The design object is meant to contain all the information about conditions, their repeats, and ordering etc. The same object, with the same code for specifying those details, is used whether you are defining a factorial design for an experiment (i.e. by using it to create a block and then calling c.run(myBlock), or for an RSVP stream by passing the design object to addRSVP(myDesign).
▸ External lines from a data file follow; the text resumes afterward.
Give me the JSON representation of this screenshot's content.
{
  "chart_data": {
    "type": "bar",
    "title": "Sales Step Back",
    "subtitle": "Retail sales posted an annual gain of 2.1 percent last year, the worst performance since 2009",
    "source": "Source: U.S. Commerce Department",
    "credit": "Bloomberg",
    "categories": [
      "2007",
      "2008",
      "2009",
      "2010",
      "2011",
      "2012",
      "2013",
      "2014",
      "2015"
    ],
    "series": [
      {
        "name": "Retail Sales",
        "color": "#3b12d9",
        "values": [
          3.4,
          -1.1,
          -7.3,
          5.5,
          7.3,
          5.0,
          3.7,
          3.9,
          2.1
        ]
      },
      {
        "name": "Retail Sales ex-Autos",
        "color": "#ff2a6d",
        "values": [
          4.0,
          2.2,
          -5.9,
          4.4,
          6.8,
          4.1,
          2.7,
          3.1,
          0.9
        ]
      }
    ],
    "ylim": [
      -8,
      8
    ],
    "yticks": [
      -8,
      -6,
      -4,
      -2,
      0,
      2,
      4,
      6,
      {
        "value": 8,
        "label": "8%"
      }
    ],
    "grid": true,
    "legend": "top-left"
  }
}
The only difference between the two is whether it steps through the list across or within trials.

For this reason, any option for manual specification of condition order has to be stand-alone, built into design, not as an additional argument to addRSVP()

adammorrissirrommada commented 2 years ago

As I said above, I don't think the committed version is a good solution. It solves the problem you have now (manual rsvp) but not the one we will get asked about tomorrow (and have had in the past): "how can I set the order of trials in my experiment to an arbitrary order?".

Similar to @bartkrekelberg's suggestion, could it perhaps be achieved instead by a function in design.m named setConditionOrder(condOrder), which overrides value of o.randomization to manual and sets o.list. then, make shuffle() do nothing to o.list for that mode.

So list remains frozen until someone next calls setCondOrder() (if a new order is desired), which could be done in a beforeBlock() callback, for example.

This is essentially the same solution Bart suggested but it's wrapped in a more intuitive function name and would allow shuffle() to remain protected (is it?).

This allows you to set up the design, including order, and then hand that to addRSVP(). Cleaner because it solves both problems and keeps design functionality in design.m and out of stimulus.m

dshimaoka commented 2 years ago

Thanks, another pull request reflecting the Adam's suggestion will be uploaded.